A Hawaiian monk seal born on O‘ahu six weeks ago is now weaned from its mother, RK96, also known as Kaiwi.

The National Oceanic Atmospheric Administration announced this morning that Lei Day pup PO5, named Pa‘aki, is a female, which officials say is hopeful news for the continued Hawaiian monk seal population recovery.

Since the pup’s birth, Hawaiʻi Marine Animal Response and the Hawaiʻi Department of Land and Natural Resources have been monitoring the mother and newborn pair. HMAR reported Kaiwi separated from Paʻaki on June 9.


Monitoring continued through June 10 to confirm the weaning.

“This is an important milestone for Paʻaki and mother RK96 (Kaiwi) because it marks the end of their time together during the nursing period,” NOAA officials stated. “Kaiwi may return to Kaimana Beach after weaning Paʻaki, but now mom and pup are both independent seals.”

To avoid the pup becoming accustomed to human interactions, Pa‘aki will be relocated to a more remote Oʻahu shoreline, as marine biologists have done with previous Waikīkī-born pups. The beach will remain undisclosed.


“It will allow Paʻaki to grow up wild rather than in the crowds of beachgoers in Waikīkī,” NOAA stated.

Throughout the nursing period, NOAA explains, a mother monk seal will not leave her pup to forage for food. Instead, she will stay with her pup and fast until she has used up her energy reserves.

At this point, the mother will abruptly wean the pup. The pup then becomes an independent seal and must learn to survive independently.

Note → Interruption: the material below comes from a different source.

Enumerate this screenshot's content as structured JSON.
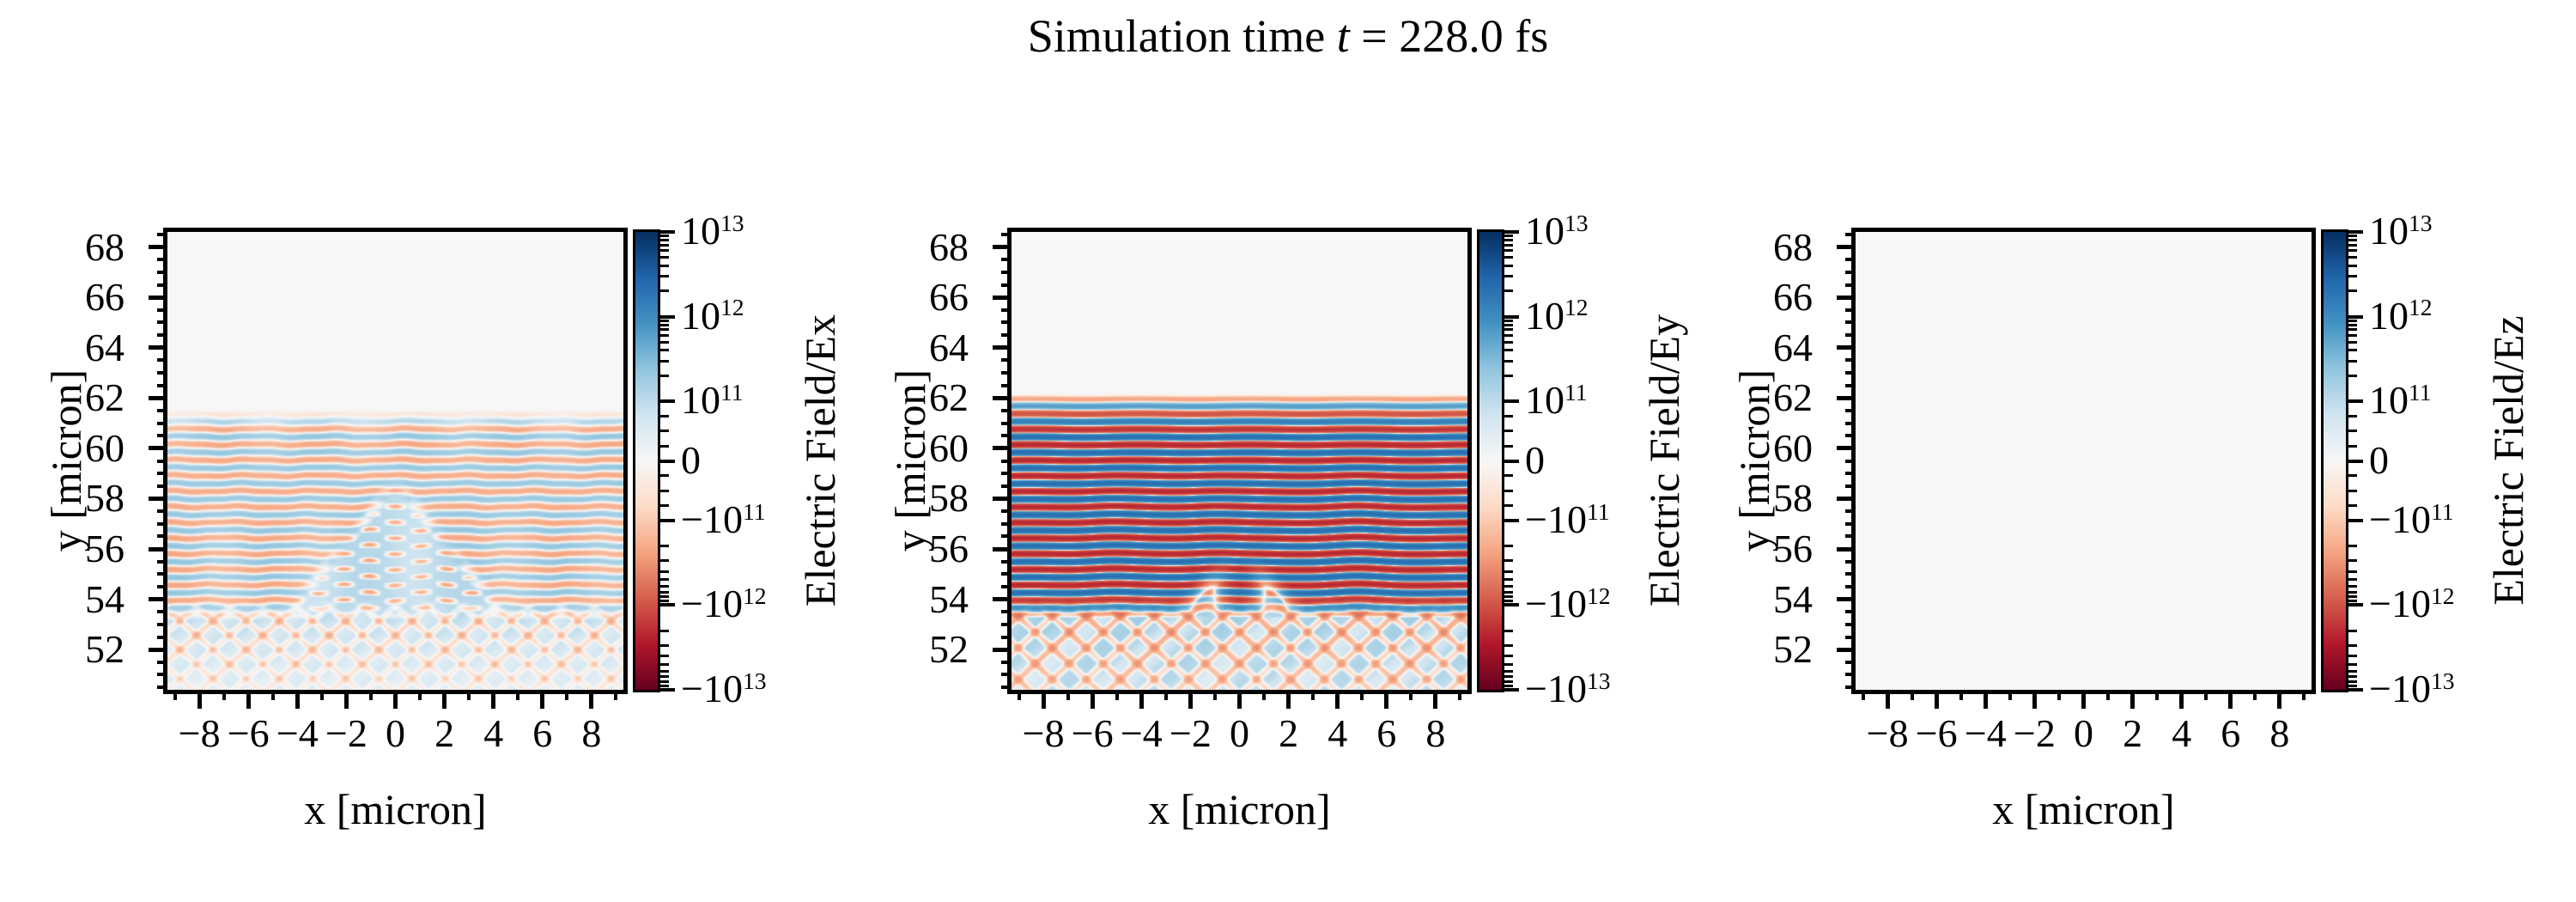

Having lost substantial body mass, the mother will go out to forage again.


Over the next 1–3 months, she will regain her weight, molt, and become receptive for the next pregnancy.

NOAA’s biggest concern with Pa‘aki is habituation as she leaves a year-round busy environment like Kaimana Beach.

“A young seal that receives positive interactions from people—such as attention, play, or being fed—will continue to seek out humans for these interactions,” NOAA stated. “Once the seal grows and matures, that behavior can be a human safety risk.”

The seal may rely on people for interactions—rather than other seals in the wild. The seal may also fail to develop food-foraging skills—to the point of depending on people for food or becoming aggressive toward people for food.

In general, young Hawaiian monk seals face threats to their survival regardless of where they grow up. These threats include entanglement or ingestion of fishing gear, dogs roaming off-leash, intentional harm, and diseases, like toxoplasmosis.